Na volta para casa, uma semana depois, por pressentimento, olhei atrás de mim na fila e era a ‘fashion’! Pensei: eu mereço. E não foi diferente da outra viagem.
Cirurgia
No ônibus entre Florianópolis e Curitiba, uma senhora sentou-se ao meu lado, mas vendo que o veículo estava vazio, trocou de poltrona, se estabelecendo do outro lado do corredor. Ato contínuo, começou a fazer e receber ligações de vídeo pelo celular. Eram irmãs, filhos e amigas. Para todos contava que estava indo ao Paraná ficar com os filhos de uma sobrinha que ia se submeter a uma cirurgia e dava o diagnóstico da doença e o procedimento cirúrgico que a parente se submeteria, com uma riqueza de detalhes que os membros do Colégio Brasileiro de Cirurgiões ficariam impressionados. O papo aconteceu por quase toda viagem, pois felizmente, havia lugares em que o celular perdia o sinal. Para encerrar a saga, fez a última ligação quando o onibus entrou em São José dos Pinhais, quando ela pediu para que a buscassem no aeroporto: “Eu vou para sua casa, almoço, depois vou ficar com as crianças da fulana, que já deve ter ido para o hospital…”
Avó frustrada
Além das chamadas de vídeo em viva voz desde o saguão da rodoviária de Curitiba, a minha companheira de viagem buscava a empatia com os outros passageiros falando da própria vida e perguntado pela vida dos outros. Como a viagem era noturna, foram muitas, mas breves as chamadas de vídeo para diversos parentes. uma passageira, com quem ela estava conversando perguntou para onde ela ia. Isso bastou para falar, em detalhes, da vida pregressa: “Vou para Governador Valadares, estava visitando meus filhos que moram em Curitiba. Tenho três filhos. Um trabalha na Câmara de Vereadores, é chefe de gabinete; o outro também é formado e trabalha [não entendi onde]; e a filha, essa não deu para nada, é confeiteira. Está morando com um rapaz, até muito legal, mas ela não quer me dar um neto. Eu sou doida para ser avó. A senhora já é avó? [Recebeu resposta afirmativa] Que benção! Eu queria ser avó…”
Após uma parada para café e já com o dia amanhecendo, a senhora focou o interesse em dois jovens assentados nas poltronas atrás de mim. “Vocês moram onde?” “Trabalham de quê?” “Estão indo para onde?” “Já são casados?” Um era, o outro não. O casado disse a idade dos filhos e a senhora se animou: “Ah! Que benção! São duas crianças!” Ela quis saber quem tomava conta dos meninos. “A minha esposa.

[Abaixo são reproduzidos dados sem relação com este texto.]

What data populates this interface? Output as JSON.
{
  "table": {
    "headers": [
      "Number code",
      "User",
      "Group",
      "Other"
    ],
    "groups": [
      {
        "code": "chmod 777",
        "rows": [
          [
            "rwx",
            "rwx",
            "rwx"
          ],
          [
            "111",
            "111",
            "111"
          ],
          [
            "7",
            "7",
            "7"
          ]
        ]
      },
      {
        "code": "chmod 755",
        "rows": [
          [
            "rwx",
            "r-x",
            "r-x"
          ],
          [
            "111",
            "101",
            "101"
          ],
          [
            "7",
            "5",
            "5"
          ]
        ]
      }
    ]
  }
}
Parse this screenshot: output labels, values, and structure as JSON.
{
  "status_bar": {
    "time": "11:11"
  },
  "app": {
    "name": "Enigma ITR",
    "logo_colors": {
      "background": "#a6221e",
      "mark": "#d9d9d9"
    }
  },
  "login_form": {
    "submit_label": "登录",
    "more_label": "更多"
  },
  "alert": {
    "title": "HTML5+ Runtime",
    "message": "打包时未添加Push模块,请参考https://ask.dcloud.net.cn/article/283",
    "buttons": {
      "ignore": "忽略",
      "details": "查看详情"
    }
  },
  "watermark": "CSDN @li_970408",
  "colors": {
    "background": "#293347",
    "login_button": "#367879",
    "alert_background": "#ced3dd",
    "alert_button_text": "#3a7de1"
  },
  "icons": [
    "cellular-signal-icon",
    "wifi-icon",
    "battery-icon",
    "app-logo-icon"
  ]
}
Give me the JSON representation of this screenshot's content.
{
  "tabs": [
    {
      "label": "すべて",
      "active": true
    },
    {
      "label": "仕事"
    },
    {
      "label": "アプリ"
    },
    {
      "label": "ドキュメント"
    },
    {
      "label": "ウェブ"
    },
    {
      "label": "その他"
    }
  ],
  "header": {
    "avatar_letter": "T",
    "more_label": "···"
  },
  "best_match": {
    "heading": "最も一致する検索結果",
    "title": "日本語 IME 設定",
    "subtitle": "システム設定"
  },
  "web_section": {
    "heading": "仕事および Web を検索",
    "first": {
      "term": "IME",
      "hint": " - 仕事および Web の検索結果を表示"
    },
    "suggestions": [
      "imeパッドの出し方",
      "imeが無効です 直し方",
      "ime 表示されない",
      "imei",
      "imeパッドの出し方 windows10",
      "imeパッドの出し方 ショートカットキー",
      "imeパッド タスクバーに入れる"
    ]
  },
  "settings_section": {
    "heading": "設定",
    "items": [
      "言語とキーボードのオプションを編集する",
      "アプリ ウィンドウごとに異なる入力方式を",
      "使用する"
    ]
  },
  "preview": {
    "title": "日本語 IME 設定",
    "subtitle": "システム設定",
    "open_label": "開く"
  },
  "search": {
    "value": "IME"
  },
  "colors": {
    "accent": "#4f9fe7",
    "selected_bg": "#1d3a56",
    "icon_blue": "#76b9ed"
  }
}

Nós moramos nos fundos da casa da minha sogra…” e não conseguiu completar a frase. “Então a sua sogra deve ficar feliz! Quer benção, já é avó duas vezes! E ela ajuda sua esposa com as crianças?” A resposta desconcertou a avó frustrada: “Não senhora. Ela detesta crianças!” E nada mais foi dito até o final da viagem. Felizmente.